Голова ее была открыта, и густые русые волосы касались плеч. Она чувствовала сама, что даже это придавало ее высокой фигуре ту торжественность, которой не было бы, будь у нее одна толстая коса по пояс или хотя бы две с намеренно растрепанными концами: волосы должны быть именно такими — короткими, до плеч, торс должен стоять именно так, освобождая грудь для глубоких вдыханий при медленном выдыхе; в глазах — вызов всей этой тупой и дикой силе… «Самый высокий момент всей вашей жизни», — повторяла она про себя слова художника; они нравились ей, эти слова, своей энергией, но мало этого: они выражали очень точно именно то, что переживала она сама.
Но Сыромолотов сказал коротко, точно подал команду:
— Будет! — Потом добавил: — Отдохните!
Надя опустила флаг, повернула к нему голову и только теперь заметила, как у нее дрожат руки, как утомил ее этот первый в ее жизни случай позирования художнику. Тут она вспомнила о натурщицах и спросила:
— А как же натурщицы?
— Тоже устают, — ответил Сыромолотов. — Привыкают, конечно, но ведь железными от этого не становятся.
— А у меня плохо, должно быть, вышло?
— Напротив, Надя, вы стояли отлично, — ободрил он ее.
Это ее обрадовало.
— Ура, — значит, я могу выйти на вашей картине?
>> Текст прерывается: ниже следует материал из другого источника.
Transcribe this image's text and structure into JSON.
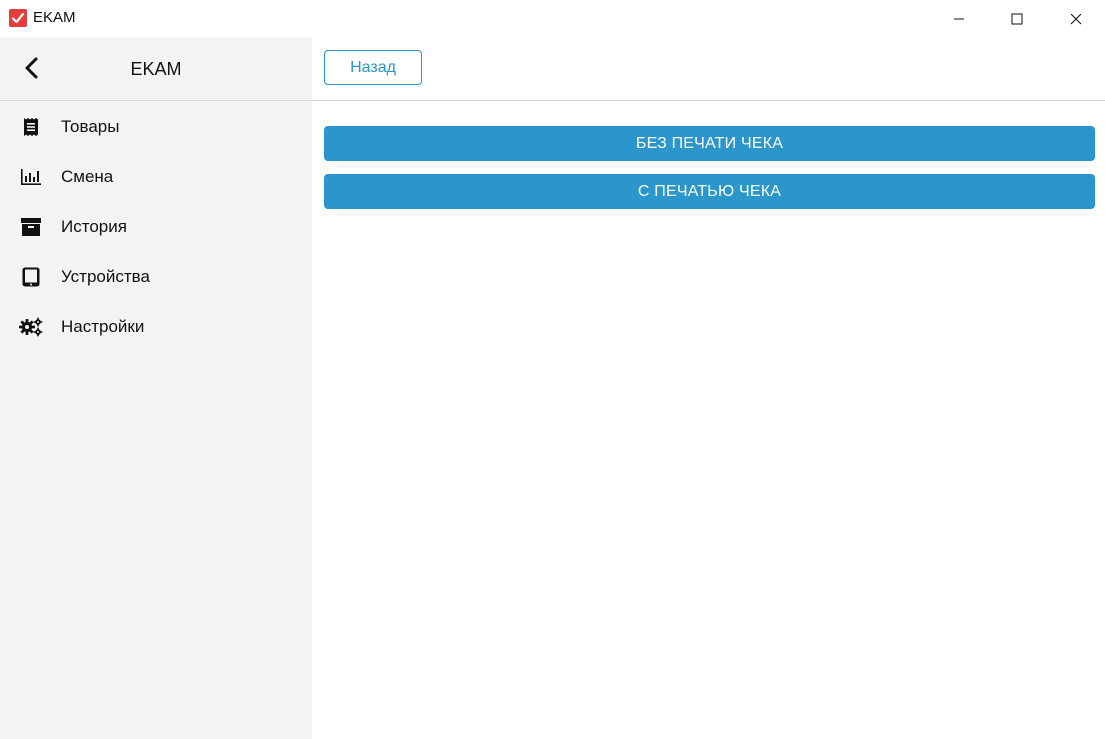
{
  "window": {
    "title": "EKAM",
    "accent_color": "#e43d3d"
  },
  "sidebar": {
    "title": "EKAM",
    "back_icon": "chevron-left-icon",
    "items": [
      {
        "label": "Товары",
        "icon": "receipt-icon"
      },
      {
        "label": "Смена",
        "icon": "bar-chart-icon"
      },
      {
        "label": "История",
        "icon": "archive-icon"
      },
      {
        "label": "Устройства",
        "icon": "tablet-icon"
      },
      {
        "label": "Настройки",
        "icon": "gears-icon"
      }
    ],
    "background": "#f3f3f3"
  },
  "main": {
    "back_label": "Назад",
    "actions": [
      {
        "label": "БЕЗ ПЕЧАТИ ЧЕКА"
      },
      {
        "label": "С ПЕЧАТЬЮ ЧЕКА"
      }
    ],
    "primary_color": "#2b96cc"
  }
}
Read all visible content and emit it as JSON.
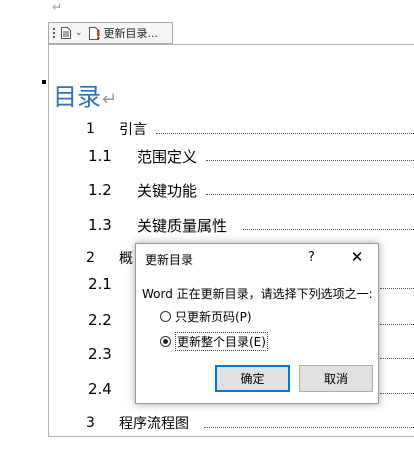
{
  "top_return_mark": "↵",
  "toc_tab": {
    "update_label": "更新目录..."
  },
  "toc": {
    "heading": "目录",
    "heading_mark": "↵",
    "entries": [
      {
        "num": "1",
        "title": "引言"
      },
      {
        "num": "1.1",
        "title": "范围定义"
      },
      {
        "num": "1.2",
        "title": "关键功能"
      },
      {
        "num": "1.3",
        "title": "关键质量属性"
      },
      {
        "num": "2",
        "title": "概"
      },
      {
        "num": "2.1",
        "title": ""
      },
      {
        "num": "2.2",
        "title": ""
      },
      {
        "num": "2.3",
        "title": ""
      },
      {
        "num": "2.4",
        "title": ""
      },
      {
        "num": "3",
        "title": "程序流程图"
      }
    ]
  },
  "dialog": {
    "title": "更新目录",
    "help": "?",
    "close": "✕",
    "prompt": "Word 正在更新目录，请选择下列选项之一:",
    "option_page_numbers": "只更新页码(P)",
    "option_entire_table": "更新整个目录(E)",
    "selected_option": "option_entire_table",
    "ok_label": "确定",
    "cancel_label": "取消"
  },
  "colors": {
    "heading": "#2e74b5",
    "ok_border": "#0078d7"
  }
}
— Мне кажется, — медленно проговорил он, все еще продолжая зарисовку углем, — что именно вы-то и выйдете на картине гораздо лучше, чем кто-либо другой…
— Ура! — теперь уже вскрикнула она и стала за его спиной, разглядывая рисунок.
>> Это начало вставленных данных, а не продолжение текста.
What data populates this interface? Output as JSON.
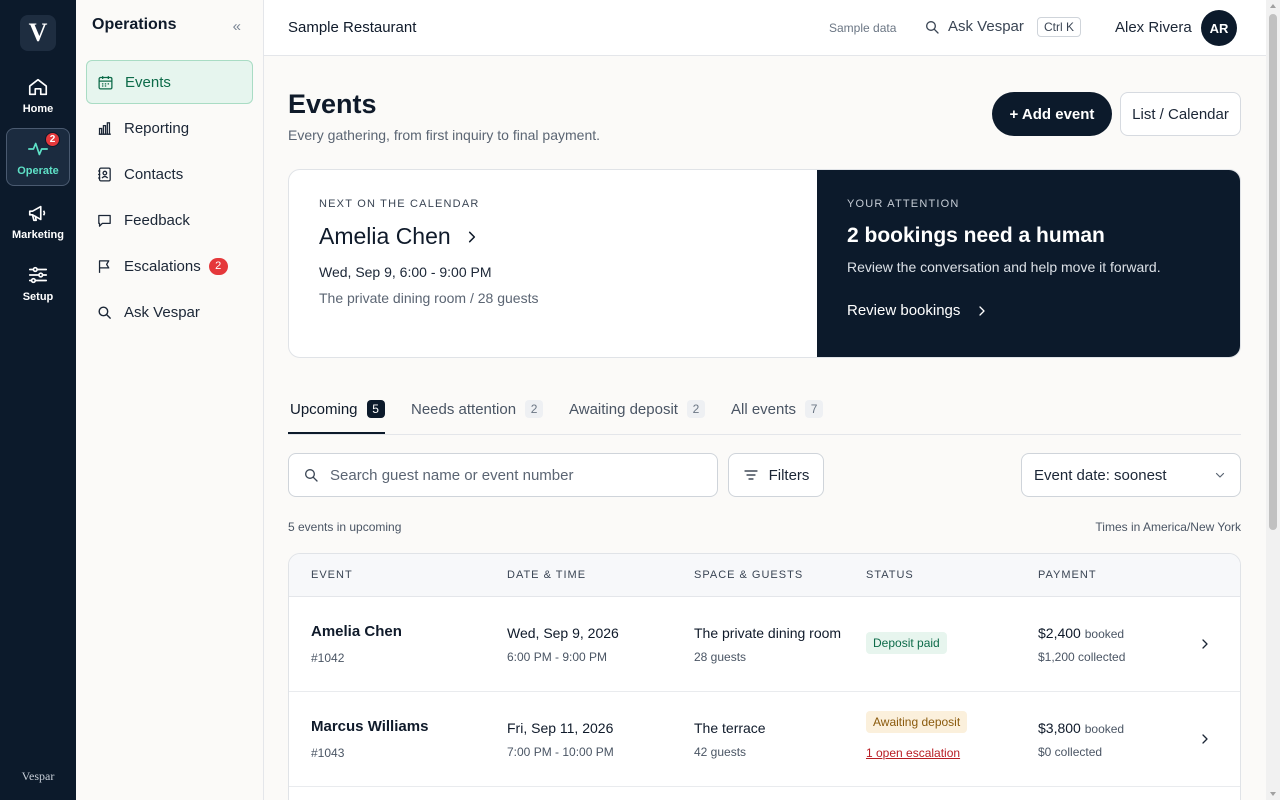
{
  "app": {
    "logo_letter": "V",
    "brand_footer": "Vespar",
    "accent_color": "#0c1a2b",
    "success_color": "#0d6b49",
    "danger_color": "#e5383b"
  },
  "rail": {
    "items": [
      {
        "label": "Home",
        "icon": "home-icon"
      },
      {
        "label": "Operate",
        "icon": "pulse-icon",
        "badge": "2"
      },
      {
        "label": "Marketing",
        "icon": "megaphone-icon"
      },
      {
        "label": "Setup",
        "icon": "sliders-icon"
      }
    ]
  },
  "sidenav": {
    "title": "Operations",
    "collapse_glyph": "«",
    "items": [
      {
        "label": "Events",
        "icon": "calendar-icon"
      },
      {
        "label": "Reporting",
        "icon": "bar-chart-icon"
      },
      {
        "label": "Contacts",
        "icon": "contact-book-icon"
      },
      {
        "label": "Feedback",
        "icon": "chat-bubble-icon"
      },
      {
        "label": "Escalations",
        "icon": "flag-icon",
        "badge": "2"
      },
      {
        "label": "Ask Vespar",
        "icon": "search-icon"
      }
    ]
  },
  "topbar": {
    "restaurant": "Sample Restaurant",
    "sample_data": "Sample data",
    "ask_label": "Ask Vespar",
    "shortcut": "Ctrl K",
    "user_name": "Alex Rivera",
    "user_initials": "AR"
  },
  "page": {
    "title": "Events",
    "subtitle": "Every gathering, from first inquiry to final payment.",
    "add_button": "+ Add event",
    "view_toggle": "List / Calendar"
  },
  "hero": {
    "next": {
      "eyebrow": "NEXT ON THE CALENDAR",
      "name": "Amelia Chen",
      "date": "Wed, Sep 9, 6:00 - 9:00 PM",
      "space": "The private dining room / 28 guests"
    },
    "attention": {
      "eyebrow": "YOUR ATTENTION",
      "title": "2 bookings need a human",
      "description": "Review the conversation and help move it forward.",
      "link": "Review bookings"
    }
  },
  "tabs": [
    {
      "label": "Upcoming",
      "count": "5"
    },
    {
      "label": "Needs attention",
      "count": "2"
    },
    {
      "label": "Awaiting deposit",
      "count": "2"
    },
    {
      "label": "All events",
      "count": "7"
    }
  ],
  "toolbar": {
    "search_placeholder": "Search guest name or event number",
    "filters_label": "Filters",
    "sort_label": "Event date: soonest"
  },
  "summary": {
    "count_text": "5 events in upcoming",
    "timezone_text": "Times in America/New York"
  },
  "table": {
    "columns": [
      "EVENT",
      "DATE & TIME",
      "SPACE & GUESTS",
      "STATUS",
      "PAYMENT"
    ],
    "rows": [
      {
        "guest": "Amelia Chen",
        "event_number": "#1042",
        "date": "Wed, Sep 9, 2026",
        "time": "6:00 PM - 9:00 PM",
        "space": "The private dining room",
        "guests": "28 guests",
        "status": "Deposit paid",
        "escalation": "",
        "booked": "$2,400",
        "booked_label": "booked",
        "collected": "$1,200 collected"
      },
      {
        "guest": "Marcus Williams",
        "event_number": "#1043",
        "date": "Fri, Sep 11, 2026",
        "time": "7:00 PM - 10:00 PM",
        "space": "The terrace",
        "guests": "42 guests",
        "status": "Awaiting deposit",
        "escalation": "1 open escalation",
        "booked": "$3,800",
        "booked_label": "booked",
        "collected": "$0 collected"
      }
    ]
  }
}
Красок не было. Черно и резко, — не зря ломались угли, — плакатно дана была женщина-знаменщик, женщина-героиня, женщина, вышедшая завоевывать близкое грядущее счастье для масс. Лицо свое на рисунке Надя видела непривычным, не таким, как в зеркале, — и старше, и строже, и в то же время это было ее лицо. Красок не было, но они почему-то ярко чудились, заполняя все непокрытые углем места на холсте.
— Здорово! — восхищенно тихо сказала Надя, но тут же добавила вдруг: — А какое на мне будет платье? Вот это?
— А чем же плохо это? — спросил Сыромолотов, заслышав в ее голосе беспокойство.
— Ну, это что же, это обыкновенное, — заспешила объяснить Надя, — это я уж сколько времени ношу, раз двадцать оно стиралось… А если не двадцать, то десять уж наверно! Нет, я потом надену другое — новое, красивое, — можно?
— Гм… Можно, конечно, и другое, — повернув к ней голову и оглядывая ее всю вновь, сказал Сыромолотов, — но я уж и к этому привык… мне и это нравится.